- Born: Samir Georgious 1954 (age 71–72) Nazareth, Israel
- Education: American Academy of Dramatic Arts (BA)
- Occupation: Talent agent
- Known for: Chairman of Paradigm Talent Agency
- Spouse: Jensen Buchanan ​ ​(m. 2003; div. 2013)​
- Children: 3
- Family: Tom Gores (brother) Alec Gores (brother) Eric Gores (nephew)

Signature

= Sam Gores =

American talent agent

Sam Gores (born Samir Georgious, سمير جورجيوس; Σαμίρ Γεωργίου; סמיר ג'ורג'יוס; 1954) is the chairman of Paradigm Talent Agency in Beverly Hills, California and has been ranked among the top agents in Hollywood.

==Early life and education==
Gores was born in Nazareth, Israel, in 1954 to a Christian family with a father of Greek (Greek Orthodox Christian) descent and a mother of Lebanese (Maronite Catholic) descent alongside his two brothers and three sisters. His older brother, Alec, and his younger brother, Tom, both founders of private equity firms, have been included on the Forbes list as among the wealthiest people in the world. In 1968, when Gores was 14, his parents sold their home and possessions to purchase plane tickets to immigrate to the United States. They settled near Flint, Michigan. Sam immediately went to work bagging groceries in an uncle's supermarket, and worked his way through high school as a butcher. After graduating from Genesee High School, he began studying at the American Academy of Dramatic Arts in New York, and later graduated with the academy's first class in Pasadena in 1976. Gores now serves on The American Academy of Dramatic Arts Board of Trustees.

==Career==
After school, he worked without salary as an agent at The Gage Group, Inc., founded by Martin Gage, for almost two years while selling shoes on the side to support himself. Eventually, Gage brought Gores on staff. After several years at The Gage Group, Gores left to open his own agency, SGA Representation, and began to expand his business over time by acquiring other agencies. In 1986, SGA acquired The Jack Fields Agency and changed its name to Gores/Fields.

Gores represented Academy Award-winning actor Philip Seymour Hoffman, and was described as “the most un-agent agent in the business because he’s a human being first,” by another one of his clients, Laurence Fishburne. Gores expanding his agency through acquisitions and mergers. By 1993, he had forged pacts with other agencies to form Paradigm, which now has clients that include Academy Award-winning actor Adrien Brody, Emmy Award winner Julie Bowen, Emmy and Tony Award winner Fishburne and Antonio Banderas.

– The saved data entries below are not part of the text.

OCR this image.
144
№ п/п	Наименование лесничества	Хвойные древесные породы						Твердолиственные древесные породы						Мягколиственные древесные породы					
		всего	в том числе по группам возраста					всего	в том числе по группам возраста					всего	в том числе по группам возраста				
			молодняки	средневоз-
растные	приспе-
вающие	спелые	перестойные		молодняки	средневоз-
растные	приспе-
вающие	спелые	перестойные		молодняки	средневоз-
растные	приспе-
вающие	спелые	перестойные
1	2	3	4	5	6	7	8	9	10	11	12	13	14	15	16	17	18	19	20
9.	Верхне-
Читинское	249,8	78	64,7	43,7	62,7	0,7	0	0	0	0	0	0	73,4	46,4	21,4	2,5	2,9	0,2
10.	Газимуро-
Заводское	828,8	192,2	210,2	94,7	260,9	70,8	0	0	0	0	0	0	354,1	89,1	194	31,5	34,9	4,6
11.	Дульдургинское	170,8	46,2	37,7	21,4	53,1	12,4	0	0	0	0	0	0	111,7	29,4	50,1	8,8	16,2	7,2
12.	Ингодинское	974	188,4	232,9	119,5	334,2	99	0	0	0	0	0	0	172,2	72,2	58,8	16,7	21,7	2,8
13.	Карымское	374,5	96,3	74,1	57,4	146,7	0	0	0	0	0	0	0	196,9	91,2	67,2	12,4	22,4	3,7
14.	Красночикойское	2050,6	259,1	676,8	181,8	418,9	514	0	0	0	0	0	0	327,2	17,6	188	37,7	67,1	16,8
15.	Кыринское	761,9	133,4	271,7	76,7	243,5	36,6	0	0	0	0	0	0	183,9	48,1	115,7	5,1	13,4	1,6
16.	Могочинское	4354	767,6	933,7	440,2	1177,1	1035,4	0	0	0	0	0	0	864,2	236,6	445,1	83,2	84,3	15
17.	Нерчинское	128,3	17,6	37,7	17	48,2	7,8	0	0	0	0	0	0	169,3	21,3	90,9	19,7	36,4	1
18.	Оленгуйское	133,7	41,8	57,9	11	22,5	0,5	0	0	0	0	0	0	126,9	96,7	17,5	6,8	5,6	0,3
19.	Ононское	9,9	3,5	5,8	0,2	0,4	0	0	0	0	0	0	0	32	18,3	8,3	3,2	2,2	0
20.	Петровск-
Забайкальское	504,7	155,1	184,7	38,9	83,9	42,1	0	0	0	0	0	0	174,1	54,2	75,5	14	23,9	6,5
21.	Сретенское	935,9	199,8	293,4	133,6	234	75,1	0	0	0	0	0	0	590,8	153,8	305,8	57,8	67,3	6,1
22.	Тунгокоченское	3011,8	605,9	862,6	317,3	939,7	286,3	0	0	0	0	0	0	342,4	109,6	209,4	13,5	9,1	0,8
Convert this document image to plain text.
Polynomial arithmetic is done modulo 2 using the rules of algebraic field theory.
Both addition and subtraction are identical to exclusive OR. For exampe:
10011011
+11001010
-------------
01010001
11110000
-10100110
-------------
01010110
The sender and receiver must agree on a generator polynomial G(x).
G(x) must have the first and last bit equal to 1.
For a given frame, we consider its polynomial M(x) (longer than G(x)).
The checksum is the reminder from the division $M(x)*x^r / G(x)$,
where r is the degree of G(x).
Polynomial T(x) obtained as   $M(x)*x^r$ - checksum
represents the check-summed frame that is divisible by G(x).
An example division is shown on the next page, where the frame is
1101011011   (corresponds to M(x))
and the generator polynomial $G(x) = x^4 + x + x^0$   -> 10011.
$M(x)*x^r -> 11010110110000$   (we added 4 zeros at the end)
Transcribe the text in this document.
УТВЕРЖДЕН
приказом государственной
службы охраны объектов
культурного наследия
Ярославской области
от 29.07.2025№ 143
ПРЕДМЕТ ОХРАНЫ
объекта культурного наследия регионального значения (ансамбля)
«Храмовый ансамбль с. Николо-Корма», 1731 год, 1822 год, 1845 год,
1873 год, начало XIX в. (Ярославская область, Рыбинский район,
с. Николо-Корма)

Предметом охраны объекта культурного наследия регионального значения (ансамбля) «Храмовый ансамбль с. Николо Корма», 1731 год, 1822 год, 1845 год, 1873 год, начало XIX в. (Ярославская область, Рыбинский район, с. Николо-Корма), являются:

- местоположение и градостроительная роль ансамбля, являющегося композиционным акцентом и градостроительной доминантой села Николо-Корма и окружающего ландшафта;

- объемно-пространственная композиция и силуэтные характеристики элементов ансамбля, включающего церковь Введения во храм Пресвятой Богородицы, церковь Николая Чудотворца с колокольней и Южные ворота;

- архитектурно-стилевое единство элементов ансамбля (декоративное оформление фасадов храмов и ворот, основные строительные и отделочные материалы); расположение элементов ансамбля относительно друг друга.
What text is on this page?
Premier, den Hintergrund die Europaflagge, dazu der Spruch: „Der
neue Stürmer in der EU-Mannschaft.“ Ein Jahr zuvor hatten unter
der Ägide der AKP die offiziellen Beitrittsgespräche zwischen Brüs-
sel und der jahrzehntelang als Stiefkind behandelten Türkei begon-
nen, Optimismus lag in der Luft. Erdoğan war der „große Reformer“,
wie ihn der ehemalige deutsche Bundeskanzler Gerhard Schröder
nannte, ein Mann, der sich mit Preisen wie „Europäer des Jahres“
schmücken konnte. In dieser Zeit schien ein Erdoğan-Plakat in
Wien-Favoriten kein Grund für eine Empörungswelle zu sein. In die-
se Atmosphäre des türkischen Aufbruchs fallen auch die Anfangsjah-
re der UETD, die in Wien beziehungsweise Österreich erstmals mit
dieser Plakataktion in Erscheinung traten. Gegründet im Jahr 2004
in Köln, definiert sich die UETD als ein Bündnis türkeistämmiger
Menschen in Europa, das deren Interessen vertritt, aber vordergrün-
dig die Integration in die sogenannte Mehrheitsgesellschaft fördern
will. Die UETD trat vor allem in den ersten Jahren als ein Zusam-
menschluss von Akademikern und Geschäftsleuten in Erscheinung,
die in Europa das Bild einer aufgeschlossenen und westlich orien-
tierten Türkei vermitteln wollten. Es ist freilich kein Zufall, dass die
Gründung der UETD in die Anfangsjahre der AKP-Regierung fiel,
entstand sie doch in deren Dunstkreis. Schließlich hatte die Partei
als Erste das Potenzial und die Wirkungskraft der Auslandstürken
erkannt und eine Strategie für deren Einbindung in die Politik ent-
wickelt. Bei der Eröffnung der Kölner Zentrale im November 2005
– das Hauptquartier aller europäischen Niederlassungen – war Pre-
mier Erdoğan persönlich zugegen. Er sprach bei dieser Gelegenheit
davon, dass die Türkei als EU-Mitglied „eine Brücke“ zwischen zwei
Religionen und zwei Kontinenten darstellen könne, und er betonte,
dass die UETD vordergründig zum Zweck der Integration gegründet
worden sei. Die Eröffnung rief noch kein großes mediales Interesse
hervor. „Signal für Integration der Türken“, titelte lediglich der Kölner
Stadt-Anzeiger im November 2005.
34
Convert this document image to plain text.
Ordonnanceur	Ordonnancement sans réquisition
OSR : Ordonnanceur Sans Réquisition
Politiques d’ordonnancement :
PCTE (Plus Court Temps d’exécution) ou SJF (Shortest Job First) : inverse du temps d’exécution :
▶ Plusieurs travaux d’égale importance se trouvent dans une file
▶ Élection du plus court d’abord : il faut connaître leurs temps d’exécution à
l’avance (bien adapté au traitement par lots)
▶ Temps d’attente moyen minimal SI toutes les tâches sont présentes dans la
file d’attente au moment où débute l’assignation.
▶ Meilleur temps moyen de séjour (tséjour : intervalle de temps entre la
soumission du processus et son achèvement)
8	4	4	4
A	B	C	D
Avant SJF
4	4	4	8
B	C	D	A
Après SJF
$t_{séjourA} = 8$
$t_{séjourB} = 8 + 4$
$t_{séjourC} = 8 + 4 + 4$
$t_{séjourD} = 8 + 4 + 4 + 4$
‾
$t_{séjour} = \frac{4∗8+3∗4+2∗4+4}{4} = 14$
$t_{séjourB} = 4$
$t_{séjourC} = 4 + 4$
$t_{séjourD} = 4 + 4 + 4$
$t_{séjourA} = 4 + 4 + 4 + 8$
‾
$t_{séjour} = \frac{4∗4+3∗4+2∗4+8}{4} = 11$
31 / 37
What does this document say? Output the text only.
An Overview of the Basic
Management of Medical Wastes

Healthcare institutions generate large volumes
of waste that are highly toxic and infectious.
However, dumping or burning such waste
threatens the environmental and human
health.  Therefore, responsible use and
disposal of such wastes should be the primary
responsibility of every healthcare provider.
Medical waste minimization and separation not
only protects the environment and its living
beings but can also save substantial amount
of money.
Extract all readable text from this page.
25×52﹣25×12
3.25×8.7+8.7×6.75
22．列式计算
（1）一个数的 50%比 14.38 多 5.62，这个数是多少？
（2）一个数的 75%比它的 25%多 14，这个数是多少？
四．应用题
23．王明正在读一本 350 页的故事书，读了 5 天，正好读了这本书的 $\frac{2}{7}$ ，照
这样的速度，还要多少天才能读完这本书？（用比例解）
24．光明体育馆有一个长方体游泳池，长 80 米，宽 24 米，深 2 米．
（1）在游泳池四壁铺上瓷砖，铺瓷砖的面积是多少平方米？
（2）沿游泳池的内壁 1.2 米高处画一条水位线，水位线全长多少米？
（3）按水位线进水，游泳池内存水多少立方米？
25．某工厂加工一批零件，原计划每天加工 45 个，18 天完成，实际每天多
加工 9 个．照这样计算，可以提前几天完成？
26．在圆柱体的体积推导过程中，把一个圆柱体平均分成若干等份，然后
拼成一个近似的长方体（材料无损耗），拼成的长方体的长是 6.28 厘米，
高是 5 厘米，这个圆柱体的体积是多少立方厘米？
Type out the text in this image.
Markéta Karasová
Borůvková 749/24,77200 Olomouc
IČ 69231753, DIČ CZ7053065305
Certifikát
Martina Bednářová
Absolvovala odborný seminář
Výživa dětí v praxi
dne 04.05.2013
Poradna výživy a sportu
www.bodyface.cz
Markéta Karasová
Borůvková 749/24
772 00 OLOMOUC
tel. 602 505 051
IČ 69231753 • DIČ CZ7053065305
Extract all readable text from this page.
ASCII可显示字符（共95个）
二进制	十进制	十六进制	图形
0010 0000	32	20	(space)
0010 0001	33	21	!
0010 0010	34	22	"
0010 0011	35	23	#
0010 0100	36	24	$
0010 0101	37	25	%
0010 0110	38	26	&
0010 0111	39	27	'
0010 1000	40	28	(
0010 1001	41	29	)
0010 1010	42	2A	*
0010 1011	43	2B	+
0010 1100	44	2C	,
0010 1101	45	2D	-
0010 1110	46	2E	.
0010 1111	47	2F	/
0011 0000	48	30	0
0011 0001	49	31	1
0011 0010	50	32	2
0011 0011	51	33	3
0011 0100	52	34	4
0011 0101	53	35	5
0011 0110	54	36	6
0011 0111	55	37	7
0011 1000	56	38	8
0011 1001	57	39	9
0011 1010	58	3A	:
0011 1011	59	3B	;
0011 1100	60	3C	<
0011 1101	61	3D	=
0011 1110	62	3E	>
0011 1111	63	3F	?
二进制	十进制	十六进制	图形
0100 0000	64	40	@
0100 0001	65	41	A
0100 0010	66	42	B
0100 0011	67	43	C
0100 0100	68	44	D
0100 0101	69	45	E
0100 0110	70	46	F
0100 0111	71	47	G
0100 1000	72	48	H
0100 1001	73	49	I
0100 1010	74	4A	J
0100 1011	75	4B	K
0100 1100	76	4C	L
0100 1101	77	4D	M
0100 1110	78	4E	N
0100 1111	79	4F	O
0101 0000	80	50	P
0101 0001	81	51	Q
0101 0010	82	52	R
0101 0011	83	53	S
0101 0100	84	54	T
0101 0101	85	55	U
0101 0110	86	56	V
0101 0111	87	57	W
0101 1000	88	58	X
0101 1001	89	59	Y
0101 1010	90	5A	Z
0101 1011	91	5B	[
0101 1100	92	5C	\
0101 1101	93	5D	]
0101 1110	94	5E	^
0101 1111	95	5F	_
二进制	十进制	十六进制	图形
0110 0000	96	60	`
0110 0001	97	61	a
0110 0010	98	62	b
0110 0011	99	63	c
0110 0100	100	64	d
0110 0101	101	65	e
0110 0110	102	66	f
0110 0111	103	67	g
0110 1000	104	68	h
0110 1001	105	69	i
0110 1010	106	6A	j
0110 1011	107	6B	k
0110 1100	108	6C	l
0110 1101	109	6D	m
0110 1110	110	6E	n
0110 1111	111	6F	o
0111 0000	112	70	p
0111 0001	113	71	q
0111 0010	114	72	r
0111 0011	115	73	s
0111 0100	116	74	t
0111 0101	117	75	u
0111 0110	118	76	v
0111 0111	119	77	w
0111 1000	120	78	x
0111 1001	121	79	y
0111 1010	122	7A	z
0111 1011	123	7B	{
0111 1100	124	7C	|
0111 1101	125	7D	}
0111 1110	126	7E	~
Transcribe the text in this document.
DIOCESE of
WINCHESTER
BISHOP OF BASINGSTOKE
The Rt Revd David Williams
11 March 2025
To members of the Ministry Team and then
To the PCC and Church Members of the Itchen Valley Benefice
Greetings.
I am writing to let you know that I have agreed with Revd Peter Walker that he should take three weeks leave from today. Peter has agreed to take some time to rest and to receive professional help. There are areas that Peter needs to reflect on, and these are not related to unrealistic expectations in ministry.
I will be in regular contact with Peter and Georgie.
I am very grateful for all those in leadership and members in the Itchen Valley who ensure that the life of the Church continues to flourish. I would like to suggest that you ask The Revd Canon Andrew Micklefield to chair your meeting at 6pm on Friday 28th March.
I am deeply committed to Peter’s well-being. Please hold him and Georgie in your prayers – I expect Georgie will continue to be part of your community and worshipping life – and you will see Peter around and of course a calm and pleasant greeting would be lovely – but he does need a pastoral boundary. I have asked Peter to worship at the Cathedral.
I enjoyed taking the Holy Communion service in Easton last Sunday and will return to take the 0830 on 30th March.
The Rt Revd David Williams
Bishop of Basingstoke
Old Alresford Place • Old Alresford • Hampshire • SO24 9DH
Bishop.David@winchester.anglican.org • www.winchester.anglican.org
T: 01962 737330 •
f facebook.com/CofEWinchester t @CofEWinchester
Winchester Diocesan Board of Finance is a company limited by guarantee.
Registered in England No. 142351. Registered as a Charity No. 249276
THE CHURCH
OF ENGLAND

Paradigm moved into the former headquarters of MCA Inc. on Crescent Drive in Beverly Hills and expanded its list of customers to include a broad base of Hollywood, Broadway, literary, television and musical talent.

In 2005, Paradigm's entered the music industry when it acquired Monterey Peninsula Artists and its roster of clients expanded to include The Black Eyed Peas, Aerosmith, Dave Matthews Band and Toby Keith. It later acquired New York-based Little Big Man, adding Coldplay and The Fray. In 2010, with his brothers, he made an all-cash $550 million bid to buy Miramax, but lost the deal against The Weinstein Company. As of 2014, Paradigm represents roughly 1,000 bands and artists, including Ed Sheeran, Fun., Janelle Monáe and Jason Mraz; and has grown to eight offices – Beverly Hills, Manhattan, Monterey, Nashville, Brooklyn, Austin, Hollywood, and London – and more than 300 employees. In 2020, his brother Tom became a shareholder of Paradigm through his investment vehicle Crescent Drive Media. The following year, he sold Paradigm's live music representation business to Wasserman.

=== Controversy ===
Amid the Coronavirus outbreak, Gores laid off a large portion of Paradigm's staff, drawing criticism from media and employees. Gores was accused of being misleading after firing more than double the amount of employees originally reported and cutting insurance for laid off employees, which Gores later extended until June 2020. One employee filed a lawsuit, alleging serious misconduct from Gores including payoffs, prostitution and criminal misconduct. Gores’ former executive assistant, referenced in the lawsuit, called the misconduct claims “blatant lies.” In April 2020, Gores filed a counter lawsuit, denying all allegations of impropriety and characterized the accusations as “self-aggrandizing and delusional.” The case is headed to arbitration.

==Public advocacy==
Gores is a member of the Academy of Motion Picture Arts and Sciences, the Academy of Television Arts and Sciences and the Recording Academy. Gores serves on the Board of Directors for the Geffen Playhouse, is an active participant in Conservation International, and is involved in Hand in Hand: Center for Jewish Arab Education in Israel.

==Personal life==
Gores is father to three children and grandfather to five grandchildren.